REAL ESTATE FINANCIAL MODEL
Real estate analysis requires greater focus on cash flow analysis, detailed planning and financial
modeling to leap full tax benefit. It is a high risk investment, but if handled diligently the rewards are
great. One aspect of real estate investment is getting the price right when buying the property; this is a
determinant of how well the investment will perform. Also financing should be arranged inline to meet
the objective of the investment, by consideration whether the property is to be flipped soon or it is a
long term investment, the consideration ought to be factored when analyzing the project.
The Real estate excel template helps the user determine the financial viability of the property by
delivering the following outputs
Before tax cash flows
Income tax liability
After tax cash flow
After tax cash flow on resale
Tax savings on resale
After tax equity reversion
The decision criteria is based on valuation worksheet, the criteria on decision have to be based on net
present value or internal rate of return. A positive net present value indicates the project is viable for
investment; this is the basis of making decision. The internal rate of return is used to evaluate whether
the project meet the investors required rate of return.

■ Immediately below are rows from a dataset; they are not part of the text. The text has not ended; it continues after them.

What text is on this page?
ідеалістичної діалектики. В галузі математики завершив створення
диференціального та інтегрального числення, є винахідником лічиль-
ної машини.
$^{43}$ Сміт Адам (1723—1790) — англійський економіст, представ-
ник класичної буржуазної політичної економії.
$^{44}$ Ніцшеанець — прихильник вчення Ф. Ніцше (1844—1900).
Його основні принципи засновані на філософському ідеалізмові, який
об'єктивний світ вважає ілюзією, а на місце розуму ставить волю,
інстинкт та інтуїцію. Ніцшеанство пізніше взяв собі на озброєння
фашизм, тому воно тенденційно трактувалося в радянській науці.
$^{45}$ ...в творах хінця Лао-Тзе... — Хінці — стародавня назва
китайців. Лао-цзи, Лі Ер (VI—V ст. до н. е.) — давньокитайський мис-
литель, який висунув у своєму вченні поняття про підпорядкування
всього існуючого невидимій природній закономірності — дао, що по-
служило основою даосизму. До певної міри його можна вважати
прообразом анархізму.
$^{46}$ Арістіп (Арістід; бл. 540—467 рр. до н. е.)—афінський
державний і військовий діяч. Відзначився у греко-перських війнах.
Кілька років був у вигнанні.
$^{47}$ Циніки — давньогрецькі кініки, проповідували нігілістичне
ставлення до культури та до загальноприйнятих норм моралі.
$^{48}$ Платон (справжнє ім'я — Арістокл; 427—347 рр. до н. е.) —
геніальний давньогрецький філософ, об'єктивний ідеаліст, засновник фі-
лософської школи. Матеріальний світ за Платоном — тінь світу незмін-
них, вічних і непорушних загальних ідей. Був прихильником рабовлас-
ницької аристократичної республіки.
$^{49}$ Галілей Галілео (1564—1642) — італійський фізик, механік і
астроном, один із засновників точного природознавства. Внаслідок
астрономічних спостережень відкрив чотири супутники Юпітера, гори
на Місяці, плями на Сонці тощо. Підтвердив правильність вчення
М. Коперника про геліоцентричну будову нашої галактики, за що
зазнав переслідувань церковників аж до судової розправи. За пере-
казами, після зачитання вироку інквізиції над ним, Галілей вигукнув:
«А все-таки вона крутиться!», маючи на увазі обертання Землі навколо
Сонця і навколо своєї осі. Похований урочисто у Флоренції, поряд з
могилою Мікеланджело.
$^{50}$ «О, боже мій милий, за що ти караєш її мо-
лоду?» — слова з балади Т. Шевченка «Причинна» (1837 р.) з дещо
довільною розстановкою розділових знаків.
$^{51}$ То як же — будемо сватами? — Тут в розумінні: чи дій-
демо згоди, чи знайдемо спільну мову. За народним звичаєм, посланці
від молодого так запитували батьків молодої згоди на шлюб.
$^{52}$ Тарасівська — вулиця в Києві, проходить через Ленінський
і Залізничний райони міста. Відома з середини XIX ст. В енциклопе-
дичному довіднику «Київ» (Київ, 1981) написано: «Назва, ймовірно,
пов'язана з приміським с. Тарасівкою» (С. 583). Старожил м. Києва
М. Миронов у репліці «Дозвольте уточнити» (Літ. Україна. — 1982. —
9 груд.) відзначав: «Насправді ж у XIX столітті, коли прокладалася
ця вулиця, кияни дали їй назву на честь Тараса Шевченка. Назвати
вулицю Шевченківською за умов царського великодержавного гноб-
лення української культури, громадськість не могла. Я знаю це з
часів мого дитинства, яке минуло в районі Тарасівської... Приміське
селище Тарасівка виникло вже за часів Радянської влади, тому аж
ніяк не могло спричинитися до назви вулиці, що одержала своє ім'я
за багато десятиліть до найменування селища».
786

The financing trick for investing in the project is to arrange with financier to apply payment to interest
on loan instead of principle, the advantage of the arrangement is based on the fact that interest is tax
allowable and principle on loan is not. This arrangement allows the investor to leap on great benefits
out of investments and avoid huge tax on capital gain when the property is disposed.
The real estate excel template helps the investor conduct three steps, the steps are cash flow
determination, equity tax reversion for evaluation on gain on sale and decision process to evaluate the
project viability based on net present value or internal rate of return. The manual work for the user is to
key in gross revenues expected to be generated by the property, expenses associated with revenues and
selling commission plus the effective tax rate. The template calculates the cash flows and presents the
net present value and internal rate of return.
The depreciation is calculated by dividing the cost of property by 39 years, 39 years is the allowed
straight line depreciation for commercial property. The equity reversion recoups back part of
depreciation because of tax treatment. There is tax on capital gain when a property is sold at a price
higher than the acquiring cost; this is taken care off by equity reversion process. The equity reversion
process produces the income after tax.